Rad AI is looking to hire a Senior Machine Learning Engineer to build and maintain the infrastructure that supports their AI research and products, specifically focusing on accelerating language model R&D and serving these models to radiologists to improve clinical outcomes.
Requirements
- 5+ years of industry experience in ML Engineering in cloud-native environments
- In-depth knowledge of Python and Javascript/Typescript (preferable), or other modern languages in the ML domain
- Strong experience with infrastructure and DevOps tools such as Kubernetes, Docker, and Ansible
- Experience in distributed systems, storage systems, and databases
- Strong knowledge of cloud computing platforms such as AWS (preferable), GCP, and Azure.

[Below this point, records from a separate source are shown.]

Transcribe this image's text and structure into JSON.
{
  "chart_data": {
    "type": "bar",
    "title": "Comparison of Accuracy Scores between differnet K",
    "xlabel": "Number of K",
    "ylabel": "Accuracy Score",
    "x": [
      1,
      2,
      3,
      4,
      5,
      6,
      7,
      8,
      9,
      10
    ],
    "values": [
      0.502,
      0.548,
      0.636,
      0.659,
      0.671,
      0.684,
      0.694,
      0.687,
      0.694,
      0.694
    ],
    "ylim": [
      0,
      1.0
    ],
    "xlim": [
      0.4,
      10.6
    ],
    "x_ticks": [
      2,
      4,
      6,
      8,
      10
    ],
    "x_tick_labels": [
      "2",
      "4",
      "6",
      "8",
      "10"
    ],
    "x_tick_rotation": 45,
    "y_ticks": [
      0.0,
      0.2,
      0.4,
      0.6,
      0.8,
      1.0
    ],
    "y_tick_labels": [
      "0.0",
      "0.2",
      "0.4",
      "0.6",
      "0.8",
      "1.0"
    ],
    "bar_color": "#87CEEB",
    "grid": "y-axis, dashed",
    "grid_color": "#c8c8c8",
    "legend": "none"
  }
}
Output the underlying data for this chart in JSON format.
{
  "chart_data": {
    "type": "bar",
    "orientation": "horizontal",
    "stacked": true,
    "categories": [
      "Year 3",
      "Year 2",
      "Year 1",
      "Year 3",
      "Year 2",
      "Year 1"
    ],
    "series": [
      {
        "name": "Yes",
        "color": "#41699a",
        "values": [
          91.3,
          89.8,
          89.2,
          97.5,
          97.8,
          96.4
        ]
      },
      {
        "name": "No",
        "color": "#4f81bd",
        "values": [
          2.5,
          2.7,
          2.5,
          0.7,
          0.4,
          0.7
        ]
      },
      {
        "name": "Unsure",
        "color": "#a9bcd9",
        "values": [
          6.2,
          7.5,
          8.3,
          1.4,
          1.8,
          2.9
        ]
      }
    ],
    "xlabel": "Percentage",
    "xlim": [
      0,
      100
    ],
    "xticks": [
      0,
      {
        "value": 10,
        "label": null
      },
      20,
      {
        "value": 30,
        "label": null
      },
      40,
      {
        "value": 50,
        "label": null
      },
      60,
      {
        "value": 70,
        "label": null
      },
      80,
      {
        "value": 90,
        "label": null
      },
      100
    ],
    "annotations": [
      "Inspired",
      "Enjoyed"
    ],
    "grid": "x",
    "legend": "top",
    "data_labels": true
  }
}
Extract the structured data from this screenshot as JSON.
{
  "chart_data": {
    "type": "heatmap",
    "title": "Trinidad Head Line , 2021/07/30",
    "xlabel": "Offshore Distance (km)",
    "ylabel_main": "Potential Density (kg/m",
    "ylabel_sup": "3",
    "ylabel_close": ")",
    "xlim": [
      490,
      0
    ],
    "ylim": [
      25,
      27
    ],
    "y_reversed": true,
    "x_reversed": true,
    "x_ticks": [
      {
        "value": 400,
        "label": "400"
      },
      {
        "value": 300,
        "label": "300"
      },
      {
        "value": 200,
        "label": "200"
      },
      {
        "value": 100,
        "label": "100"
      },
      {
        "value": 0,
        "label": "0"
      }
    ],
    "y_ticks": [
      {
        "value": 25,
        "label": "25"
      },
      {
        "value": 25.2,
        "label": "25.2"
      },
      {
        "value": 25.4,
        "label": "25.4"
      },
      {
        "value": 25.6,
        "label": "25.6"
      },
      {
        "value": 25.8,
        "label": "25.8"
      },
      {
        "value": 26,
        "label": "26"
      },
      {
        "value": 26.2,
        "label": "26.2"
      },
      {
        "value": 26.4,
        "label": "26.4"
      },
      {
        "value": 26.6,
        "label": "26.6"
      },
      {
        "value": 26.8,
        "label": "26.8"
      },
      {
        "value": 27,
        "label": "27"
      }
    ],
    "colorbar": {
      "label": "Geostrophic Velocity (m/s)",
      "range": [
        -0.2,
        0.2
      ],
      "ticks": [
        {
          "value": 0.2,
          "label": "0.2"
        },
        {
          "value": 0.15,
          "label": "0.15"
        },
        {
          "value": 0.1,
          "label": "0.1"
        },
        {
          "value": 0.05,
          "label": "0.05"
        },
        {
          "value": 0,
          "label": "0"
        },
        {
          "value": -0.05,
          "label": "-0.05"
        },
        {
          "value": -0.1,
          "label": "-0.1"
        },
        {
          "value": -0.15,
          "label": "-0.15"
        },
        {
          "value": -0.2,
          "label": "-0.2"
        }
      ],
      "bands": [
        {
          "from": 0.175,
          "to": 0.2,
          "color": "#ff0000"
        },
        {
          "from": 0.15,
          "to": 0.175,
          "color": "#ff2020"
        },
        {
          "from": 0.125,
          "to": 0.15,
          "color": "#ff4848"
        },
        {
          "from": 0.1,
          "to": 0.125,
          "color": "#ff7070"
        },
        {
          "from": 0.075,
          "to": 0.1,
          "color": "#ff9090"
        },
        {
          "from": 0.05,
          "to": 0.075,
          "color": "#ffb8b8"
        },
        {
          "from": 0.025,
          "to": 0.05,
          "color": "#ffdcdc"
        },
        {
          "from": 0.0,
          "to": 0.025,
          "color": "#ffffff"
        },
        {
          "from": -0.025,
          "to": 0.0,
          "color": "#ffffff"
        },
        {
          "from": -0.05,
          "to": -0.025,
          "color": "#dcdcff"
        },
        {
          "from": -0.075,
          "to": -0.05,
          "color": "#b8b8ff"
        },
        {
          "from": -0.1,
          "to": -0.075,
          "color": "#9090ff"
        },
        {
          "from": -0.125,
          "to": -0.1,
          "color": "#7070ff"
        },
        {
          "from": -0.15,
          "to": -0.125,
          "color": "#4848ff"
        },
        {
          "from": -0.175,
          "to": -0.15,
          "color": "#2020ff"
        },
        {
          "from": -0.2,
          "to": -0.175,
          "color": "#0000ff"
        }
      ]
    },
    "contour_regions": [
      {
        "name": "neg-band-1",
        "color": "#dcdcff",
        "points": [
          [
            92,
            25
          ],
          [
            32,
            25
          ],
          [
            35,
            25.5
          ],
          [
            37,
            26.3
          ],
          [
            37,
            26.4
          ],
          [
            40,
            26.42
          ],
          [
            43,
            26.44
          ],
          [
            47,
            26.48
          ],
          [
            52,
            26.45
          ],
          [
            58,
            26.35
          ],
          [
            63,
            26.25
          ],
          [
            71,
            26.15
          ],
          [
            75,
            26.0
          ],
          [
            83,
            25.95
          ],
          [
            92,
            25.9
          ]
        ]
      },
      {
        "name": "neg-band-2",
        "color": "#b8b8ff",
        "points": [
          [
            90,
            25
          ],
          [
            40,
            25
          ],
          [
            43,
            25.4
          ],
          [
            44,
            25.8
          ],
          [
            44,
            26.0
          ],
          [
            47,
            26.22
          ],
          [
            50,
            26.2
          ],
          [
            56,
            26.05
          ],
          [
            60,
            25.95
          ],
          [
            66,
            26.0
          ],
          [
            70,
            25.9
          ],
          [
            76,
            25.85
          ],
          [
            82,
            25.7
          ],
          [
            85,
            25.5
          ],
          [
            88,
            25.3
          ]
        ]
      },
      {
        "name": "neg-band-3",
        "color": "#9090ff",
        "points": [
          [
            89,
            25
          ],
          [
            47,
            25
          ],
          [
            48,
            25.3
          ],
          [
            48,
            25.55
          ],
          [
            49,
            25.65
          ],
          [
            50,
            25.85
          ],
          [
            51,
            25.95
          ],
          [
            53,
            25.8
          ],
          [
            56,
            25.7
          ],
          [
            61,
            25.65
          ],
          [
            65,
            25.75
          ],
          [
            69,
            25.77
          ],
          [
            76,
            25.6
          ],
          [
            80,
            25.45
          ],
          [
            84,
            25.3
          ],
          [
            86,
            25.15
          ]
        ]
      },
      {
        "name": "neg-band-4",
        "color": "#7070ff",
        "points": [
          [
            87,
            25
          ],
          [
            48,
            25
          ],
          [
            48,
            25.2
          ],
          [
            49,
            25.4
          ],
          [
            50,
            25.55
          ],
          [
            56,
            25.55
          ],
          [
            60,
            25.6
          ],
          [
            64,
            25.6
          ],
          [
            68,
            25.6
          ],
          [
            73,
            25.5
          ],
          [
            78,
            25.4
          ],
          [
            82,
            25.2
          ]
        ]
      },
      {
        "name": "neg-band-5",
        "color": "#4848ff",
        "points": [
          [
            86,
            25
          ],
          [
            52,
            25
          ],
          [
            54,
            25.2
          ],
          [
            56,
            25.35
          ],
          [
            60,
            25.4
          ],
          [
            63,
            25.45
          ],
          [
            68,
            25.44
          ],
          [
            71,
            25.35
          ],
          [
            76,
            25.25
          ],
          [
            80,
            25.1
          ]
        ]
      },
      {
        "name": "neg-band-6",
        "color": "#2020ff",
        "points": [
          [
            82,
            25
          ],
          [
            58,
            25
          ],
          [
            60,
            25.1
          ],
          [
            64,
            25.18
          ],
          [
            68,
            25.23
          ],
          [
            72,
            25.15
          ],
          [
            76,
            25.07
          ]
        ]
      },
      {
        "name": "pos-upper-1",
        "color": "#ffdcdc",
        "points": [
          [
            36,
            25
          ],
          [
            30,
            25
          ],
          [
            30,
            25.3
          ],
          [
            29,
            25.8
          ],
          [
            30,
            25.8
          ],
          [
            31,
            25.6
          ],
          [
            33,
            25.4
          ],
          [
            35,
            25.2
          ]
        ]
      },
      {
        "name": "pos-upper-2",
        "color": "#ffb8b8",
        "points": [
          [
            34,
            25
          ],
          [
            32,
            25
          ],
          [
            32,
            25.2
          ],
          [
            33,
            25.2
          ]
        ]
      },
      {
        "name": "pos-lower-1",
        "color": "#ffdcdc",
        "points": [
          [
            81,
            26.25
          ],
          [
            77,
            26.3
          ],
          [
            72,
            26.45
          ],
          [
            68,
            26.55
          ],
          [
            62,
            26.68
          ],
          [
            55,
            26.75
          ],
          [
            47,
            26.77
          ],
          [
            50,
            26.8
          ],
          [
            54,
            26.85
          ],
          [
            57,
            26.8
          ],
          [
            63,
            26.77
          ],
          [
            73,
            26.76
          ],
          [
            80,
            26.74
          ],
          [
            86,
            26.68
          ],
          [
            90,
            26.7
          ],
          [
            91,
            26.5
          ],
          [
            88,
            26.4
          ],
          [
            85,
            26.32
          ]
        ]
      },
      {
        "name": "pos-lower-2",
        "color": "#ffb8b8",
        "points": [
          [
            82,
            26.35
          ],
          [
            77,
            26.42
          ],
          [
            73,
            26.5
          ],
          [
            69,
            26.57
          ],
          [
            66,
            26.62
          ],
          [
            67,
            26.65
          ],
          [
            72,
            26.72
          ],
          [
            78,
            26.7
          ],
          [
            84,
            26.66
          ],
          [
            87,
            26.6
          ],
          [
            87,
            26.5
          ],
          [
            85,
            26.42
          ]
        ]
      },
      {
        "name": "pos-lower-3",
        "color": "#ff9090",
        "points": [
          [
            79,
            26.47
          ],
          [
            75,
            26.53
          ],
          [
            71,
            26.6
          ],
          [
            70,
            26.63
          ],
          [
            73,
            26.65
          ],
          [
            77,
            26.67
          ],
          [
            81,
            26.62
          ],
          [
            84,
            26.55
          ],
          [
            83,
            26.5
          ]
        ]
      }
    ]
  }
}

- Experience with infrastructure-as-code tools such as Terraform (preferable), Pulumi, Cloud Formation, etc.
- Experience with monitoring, tracing, and logging tools such Cloudwatch, NewRelic, Grafana, etc.
Responsibilities
- Design, implement, and maintain the infrastructure that supports our machine learning applications, services, and workflows
- Build, maintain, and improve our ML platform that supports continuous integration, continuous delivery, and continuous training for our machine learning models
- Develop fullstack, cloud-native services and serverless architectures to build scalable and resilient systems
- Plan, design, and develop components in the data pipeline to enable various machine learning models in production
- Write code that meets our internal standards for security, style, maintainability, and best practices for a high-scale HIPAA web environment
- Design, deploy, and maintain the full ML platform stack including monitoring and observability, data analytics, backend integration with customer-facing products, and the full model R&D lifecycle
- Work with Product Management, Research, and Engineering to iterate on new features and address inefficiencies across our AI/ML infrastructure
Other
- Excellent communication skills, with a strong sense of ownership and a systematic approach to problem-solving
- Proven ability to manage and lead active incidents, address what caused them, and establish systems to avoid them in the future via blameless postmortems
- Experience working at a fast-growing startup
- Experience in a HIPAA-compliant environment
- Location Flexibility (Remote-first company!)